The degree to which entire intertidal landscapes were altered and managed is even more remarkable than the variety of intertidal feature forms used. In subtle and ingenious ways, the ancestral peoples of Xwe’etay took full advantage of the natural abundance of the extensive intertidal flats between islets. In some areas, we found many small rock walls built between bedrock outcrops; these were placed in such a way to hold water, to funnel fish, or to raise the level of the beach. One feature often blended with the next and with the “natural” landscape such that it was not uncommon for us to find it difficult to put boundaries around the “archaeological site”. In the end, we often, and appropriately, recorded the entire intertidal flat as a single archaeological site to reflect the landscape scale of the traditional management practices.

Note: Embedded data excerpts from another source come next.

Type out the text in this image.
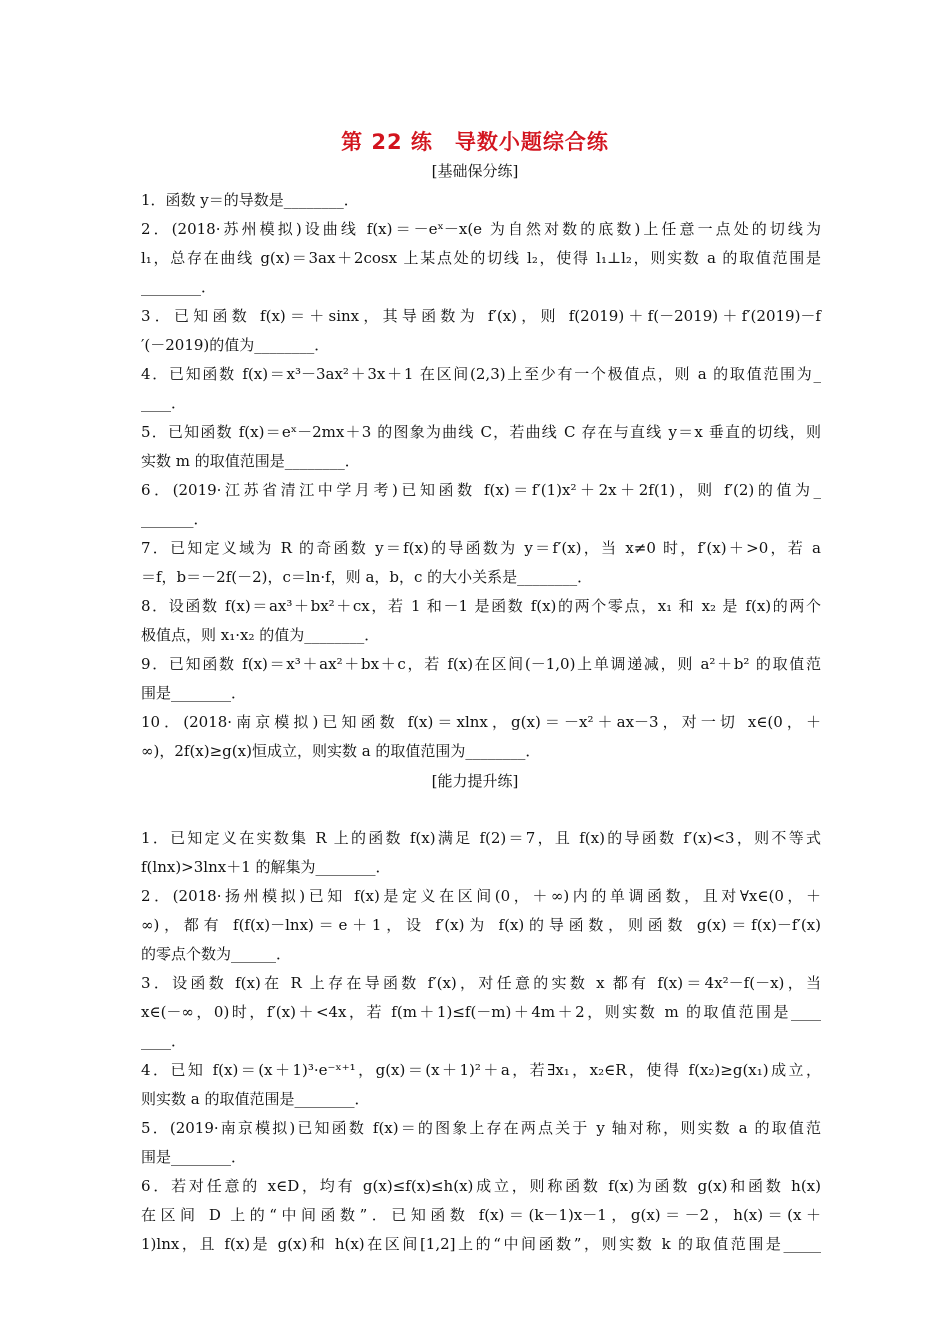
第 22 练　导数小题综合练
[基础保分练]
[能力提升练]
1．函数 y＝的导数是________．
2．(2018·苏州模拟)设曲线 f(x)＝－eˣ－x(e 为自然对数的底数)上任意一点处的切线为
l₁，总存在曲线 g(x)＝3ax＋2cosx 上某点处的切线 l₂，使得 l₁⊥l₂，则实数 a 的取值范围是
________．
3．已知函数 f(x)＝＋sinx，其导函数为 f′(x)，则 f(2019)＋f(－2019)＋f′(2019)－f
′(－2019)的值为________．
4．已知函数 f(x)＝x³－3ax²＋3x＋1 在区间(2,3)上至少有一个极值点，则 a 的取值范围为_
____．
5．已知函数 f(x)＝eˣ－2mx＋3 的图象为曲线 C，若曲线 C 存在与直线 y＝x 垂直的切线，则
实数 m 的取值范围是________．
6．(2019·江苏省清江中学月考)已知函数 f(x)＝f′(1)x²＋2x＋2f(1)，则 f′(2)的值为_
_______．
7．已知定义域为 R 的奇函数 y＝f(x)的导函数为 y＝f′(x)，当 x≠0 时，f′(x)＋>0，若 a
＝f，b＝－2f(－2)，c＝ln·f，则 a，b，c 的大小关系是________．
8．设函数 f(x)＝ax³＋bx²＋cx，若 1 和－1 是函数 f(x)的两个零点，x₁ 和 x₂ 是 f(x)的两个
极值点，则 x₁·x₂ 的值为________．
9．已知函数 f(x)＝x³＋ax²＋bx＋c，若 f(x)在区间(－1,0)上单调递减，则 a²＋b² 的取值范
围是________．
10．(2018·南京模拟)已知函数 f(x)＝xlnx，g(x)＝－x²＋ax－3，对一切 x∈(0，＋
∞)，2f(x)≥g(x)恒成立，则实数 a 的取值范围为________．
1．已知定义在实数集 R 上的函数 f(x)满足 f(2)＝7，且 f(x)的导函数 f′(x)<3，则不等式
f(lnx)>3lnx＋1 的解集为________．
2．(2018·扬州模拟)已知 f(x)是定义在区间(0，＋∞)内的单调函数，且对∀x∈(0，＋
∞)，都有 f(f(x)－lnx)＝e＋1，设 f′(x)为 f(x)的导函数，则函数 g(x)＝f(x)－f′(x)
的零点个数为______．
3．设函数 f(x)在 R 上存在导函数 f′(x)，对任意的实数 x 都有 f(x)＝4x²－f(－x)，当
x∈(－∞，0)时，f′(x)＋<4x，若 f(m＋1)≤f(－m)＋4m＋2，则实数 m 的取值范围是____
____．
4．已知 f(x)＝(x＋1)³·e⁻ˣ⁺¹，g(x)＝(x＋1)²＋a，若∃x₁，x₂∈R，使得 f(x₂)≥g(x₁)成立，
则实数 a 的取值范围是________．
5．(2019·南京模拟)已知函数 f(x)＝的图象上存在两点关于 y 轴对称，则实数 a 的取值范
围是________．
6．若对任意的 x∈D，均有 g(x)≤f(x)≤h(x)成立，则称函数 f(x)为函数 g(x)和函数 h(x)
在区间 D 上的“中间函数”．已知函数 f(x)＝(k－1)x－1，g(x)＝－2，h(x)＝(x＋
1)lnx，且 f(x)是 g(x)和 h(x)在区间[1,2]上的“中间函数”，则实数 k 的取值范围是_____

In mid-August we were pleased to share some of the magic of these ancestral marine management features with our neighbours from Tla’amin and Qualicum Nations.

Teardrop fish trap and lead line in False Bay, possibly for capturing herring. It is nearly identical in shape and size to one on the Jervettes (the islets next to Jervis Island near Tucker Bay). 
Photo: Katie Dierks

Other forms of fish traps are common on Xwe’etay, including this V-shaped form in Heron Bay. 
Photo: Dana Lepofsky

About 20 people from these Nations joined about 70 Xwe’etay islanders to share food, stories, songs, and fun during a low-low tide window. We marveled at the degree to which Indigenous peoples tended the marine landscape. For many settlers who have lived here a long time, it opened their eyes to a new way of seeing the island’s deep history.

Next summer, the XLAP team will continue to explore the Indigenous archaeological heritage of Xwe’etay. We hope to host more inter-community events where all people can come together to celebrate Xwe’etay’s deep history.

To learn more about intertidal marine management on the northwest coast and elsewhere, visit: www.seagardens.net and www.clamgarden.com

Complex of stone walls on the intertidal on Boho Island, showing the extent to which the intertidal landscape was managed.